Antonin Scalia on economic rights

From 1985 (pdf):

But still, that seemed to me a peculiar way to put it — contrasting economic affairs with human affairs as though economics is a science developed for the benefit of dogs or trees; something that has nothing to do with human beings, with their welfare aspirations, or freedoms.  That, of course, is a pernicious notion, though it represents a turn of mind that characterizes much American political thought.  It leads to the conclusion that economic rights and liberties and qualitatively distinct from, and fundamentally inferior to, other noble human values called civil rights, about which we should be more generous….On closer analysis, however, it seems to me that the difference between economic freedoms and what are generally called civil rights turns out to be a difference of degree rather than of kind.

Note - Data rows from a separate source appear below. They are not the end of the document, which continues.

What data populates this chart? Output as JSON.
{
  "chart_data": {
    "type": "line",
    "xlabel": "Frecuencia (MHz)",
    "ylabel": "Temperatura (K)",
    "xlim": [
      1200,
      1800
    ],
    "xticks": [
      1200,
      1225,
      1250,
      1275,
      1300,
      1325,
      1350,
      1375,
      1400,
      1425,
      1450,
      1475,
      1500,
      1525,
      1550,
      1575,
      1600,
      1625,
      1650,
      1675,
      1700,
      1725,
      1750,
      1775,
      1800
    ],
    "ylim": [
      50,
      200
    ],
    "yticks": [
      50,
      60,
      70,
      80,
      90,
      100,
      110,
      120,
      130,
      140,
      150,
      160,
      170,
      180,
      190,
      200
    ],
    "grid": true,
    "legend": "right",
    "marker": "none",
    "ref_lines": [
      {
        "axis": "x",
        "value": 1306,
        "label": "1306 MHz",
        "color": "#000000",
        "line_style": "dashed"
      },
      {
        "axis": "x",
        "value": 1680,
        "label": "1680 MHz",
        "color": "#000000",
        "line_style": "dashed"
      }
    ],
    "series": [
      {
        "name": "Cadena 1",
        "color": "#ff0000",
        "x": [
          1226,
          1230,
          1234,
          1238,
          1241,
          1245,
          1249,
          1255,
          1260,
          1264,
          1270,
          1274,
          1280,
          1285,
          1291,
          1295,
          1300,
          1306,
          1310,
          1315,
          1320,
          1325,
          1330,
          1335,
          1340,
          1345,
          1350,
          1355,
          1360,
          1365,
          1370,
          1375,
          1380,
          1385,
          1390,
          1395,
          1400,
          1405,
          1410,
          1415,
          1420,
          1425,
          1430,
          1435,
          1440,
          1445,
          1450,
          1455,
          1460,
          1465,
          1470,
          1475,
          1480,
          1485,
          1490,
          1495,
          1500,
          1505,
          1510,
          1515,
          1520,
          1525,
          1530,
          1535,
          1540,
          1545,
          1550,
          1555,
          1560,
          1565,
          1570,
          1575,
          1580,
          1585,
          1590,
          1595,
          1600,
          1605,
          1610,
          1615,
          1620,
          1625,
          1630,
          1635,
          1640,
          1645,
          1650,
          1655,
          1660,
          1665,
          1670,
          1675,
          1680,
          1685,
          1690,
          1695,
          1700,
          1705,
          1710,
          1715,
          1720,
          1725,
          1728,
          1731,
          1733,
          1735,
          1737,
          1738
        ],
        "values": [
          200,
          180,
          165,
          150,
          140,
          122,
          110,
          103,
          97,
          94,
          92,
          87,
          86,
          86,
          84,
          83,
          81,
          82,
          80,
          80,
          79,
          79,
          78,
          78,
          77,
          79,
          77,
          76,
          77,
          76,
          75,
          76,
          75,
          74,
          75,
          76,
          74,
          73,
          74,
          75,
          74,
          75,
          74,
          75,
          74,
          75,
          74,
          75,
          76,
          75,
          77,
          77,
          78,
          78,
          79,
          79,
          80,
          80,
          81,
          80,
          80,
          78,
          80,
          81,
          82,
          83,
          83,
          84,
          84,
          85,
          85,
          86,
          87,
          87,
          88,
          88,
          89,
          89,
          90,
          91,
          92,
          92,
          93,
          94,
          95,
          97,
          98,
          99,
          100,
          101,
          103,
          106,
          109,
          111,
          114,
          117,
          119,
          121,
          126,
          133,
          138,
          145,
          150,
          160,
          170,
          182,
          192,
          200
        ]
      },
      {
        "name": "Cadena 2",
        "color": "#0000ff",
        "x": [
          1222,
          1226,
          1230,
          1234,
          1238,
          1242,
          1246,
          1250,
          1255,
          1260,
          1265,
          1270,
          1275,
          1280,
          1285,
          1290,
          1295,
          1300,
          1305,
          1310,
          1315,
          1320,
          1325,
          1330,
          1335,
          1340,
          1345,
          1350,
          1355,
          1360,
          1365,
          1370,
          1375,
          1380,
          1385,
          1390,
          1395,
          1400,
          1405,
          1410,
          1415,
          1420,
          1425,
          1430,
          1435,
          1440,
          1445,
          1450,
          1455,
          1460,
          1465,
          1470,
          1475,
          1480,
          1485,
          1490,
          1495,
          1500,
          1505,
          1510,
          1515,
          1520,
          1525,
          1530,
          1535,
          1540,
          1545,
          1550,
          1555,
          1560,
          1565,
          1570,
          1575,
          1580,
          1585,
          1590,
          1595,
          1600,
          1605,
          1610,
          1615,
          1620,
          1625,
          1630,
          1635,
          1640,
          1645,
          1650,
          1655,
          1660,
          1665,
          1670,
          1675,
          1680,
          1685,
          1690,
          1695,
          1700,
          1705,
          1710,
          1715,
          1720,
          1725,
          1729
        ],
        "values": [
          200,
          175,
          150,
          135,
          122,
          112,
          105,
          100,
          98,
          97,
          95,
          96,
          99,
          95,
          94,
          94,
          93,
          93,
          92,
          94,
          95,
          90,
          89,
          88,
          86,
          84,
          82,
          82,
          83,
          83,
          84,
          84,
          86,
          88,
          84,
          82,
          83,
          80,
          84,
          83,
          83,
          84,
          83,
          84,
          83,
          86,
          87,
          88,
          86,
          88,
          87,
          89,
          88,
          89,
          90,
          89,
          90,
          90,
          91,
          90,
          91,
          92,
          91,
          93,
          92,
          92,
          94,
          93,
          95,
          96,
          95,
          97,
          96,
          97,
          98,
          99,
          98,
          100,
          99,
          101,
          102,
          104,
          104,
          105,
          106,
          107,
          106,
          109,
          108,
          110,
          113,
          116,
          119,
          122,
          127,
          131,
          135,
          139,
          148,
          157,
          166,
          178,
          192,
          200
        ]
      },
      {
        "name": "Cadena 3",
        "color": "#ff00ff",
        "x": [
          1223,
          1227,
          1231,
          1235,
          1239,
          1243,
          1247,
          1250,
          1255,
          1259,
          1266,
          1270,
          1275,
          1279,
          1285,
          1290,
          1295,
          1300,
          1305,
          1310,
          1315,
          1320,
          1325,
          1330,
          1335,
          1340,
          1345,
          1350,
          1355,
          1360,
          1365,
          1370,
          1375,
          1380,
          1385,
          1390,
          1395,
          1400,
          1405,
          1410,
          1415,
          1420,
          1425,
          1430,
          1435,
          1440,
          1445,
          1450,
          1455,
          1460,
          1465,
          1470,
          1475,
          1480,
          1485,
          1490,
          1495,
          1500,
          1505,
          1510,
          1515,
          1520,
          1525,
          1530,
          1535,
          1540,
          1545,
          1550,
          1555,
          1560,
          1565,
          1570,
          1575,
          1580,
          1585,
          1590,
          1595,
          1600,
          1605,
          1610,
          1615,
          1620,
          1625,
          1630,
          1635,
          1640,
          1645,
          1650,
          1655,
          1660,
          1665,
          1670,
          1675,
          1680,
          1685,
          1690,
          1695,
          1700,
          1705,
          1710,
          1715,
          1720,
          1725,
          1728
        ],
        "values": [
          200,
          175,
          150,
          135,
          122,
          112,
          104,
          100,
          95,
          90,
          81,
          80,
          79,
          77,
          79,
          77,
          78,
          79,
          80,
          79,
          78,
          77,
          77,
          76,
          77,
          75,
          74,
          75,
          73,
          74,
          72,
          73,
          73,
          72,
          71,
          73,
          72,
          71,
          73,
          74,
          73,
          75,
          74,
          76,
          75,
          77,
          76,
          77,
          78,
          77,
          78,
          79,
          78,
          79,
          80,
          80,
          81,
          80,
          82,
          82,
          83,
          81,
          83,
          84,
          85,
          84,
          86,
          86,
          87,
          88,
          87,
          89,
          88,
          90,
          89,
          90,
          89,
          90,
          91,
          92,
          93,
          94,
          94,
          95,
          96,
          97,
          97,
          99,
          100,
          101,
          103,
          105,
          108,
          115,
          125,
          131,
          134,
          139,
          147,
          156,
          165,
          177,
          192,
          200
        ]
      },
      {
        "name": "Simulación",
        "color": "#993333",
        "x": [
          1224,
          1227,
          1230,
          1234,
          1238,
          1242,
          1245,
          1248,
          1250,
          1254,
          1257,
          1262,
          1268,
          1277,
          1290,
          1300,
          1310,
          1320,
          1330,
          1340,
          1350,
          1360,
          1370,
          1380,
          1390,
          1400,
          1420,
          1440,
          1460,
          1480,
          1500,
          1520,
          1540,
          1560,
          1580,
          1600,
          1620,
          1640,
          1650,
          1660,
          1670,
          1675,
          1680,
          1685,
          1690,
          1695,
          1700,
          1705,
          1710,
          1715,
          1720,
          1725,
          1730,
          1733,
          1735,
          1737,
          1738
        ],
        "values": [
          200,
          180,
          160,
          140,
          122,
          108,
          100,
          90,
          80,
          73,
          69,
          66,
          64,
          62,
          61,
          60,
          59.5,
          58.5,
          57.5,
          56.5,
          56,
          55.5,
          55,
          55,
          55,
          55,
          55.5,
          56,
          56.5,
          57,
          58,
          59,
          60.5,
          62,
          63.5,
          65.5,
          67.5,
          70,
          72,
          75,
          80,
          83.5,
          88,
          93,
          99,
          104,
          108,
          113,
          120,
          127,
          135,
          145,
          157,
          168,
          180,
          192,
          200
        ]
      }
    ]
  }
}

He worries, however, that conservatives want a non-activist Court, but then want the Court to do what they want on economic issues.  Ultimately Scalia worried that if the Court gave too much credence to economic rights, it would end up with economic rights which are not sensible, and thus he wished to abide by a literally more conservative approach.  He closed his beautiful essay with this:

…the task of creating what I might call a constitutional ethos of economic liberty is no easy one.  But it is the first task.

I disagreed with him on many issues, but his presence on the Court was an important stepping stone for law and economics, and for philosophy as well I might add.

Addendum: “…justices die far more often when a member of the opposite party holds the White House.”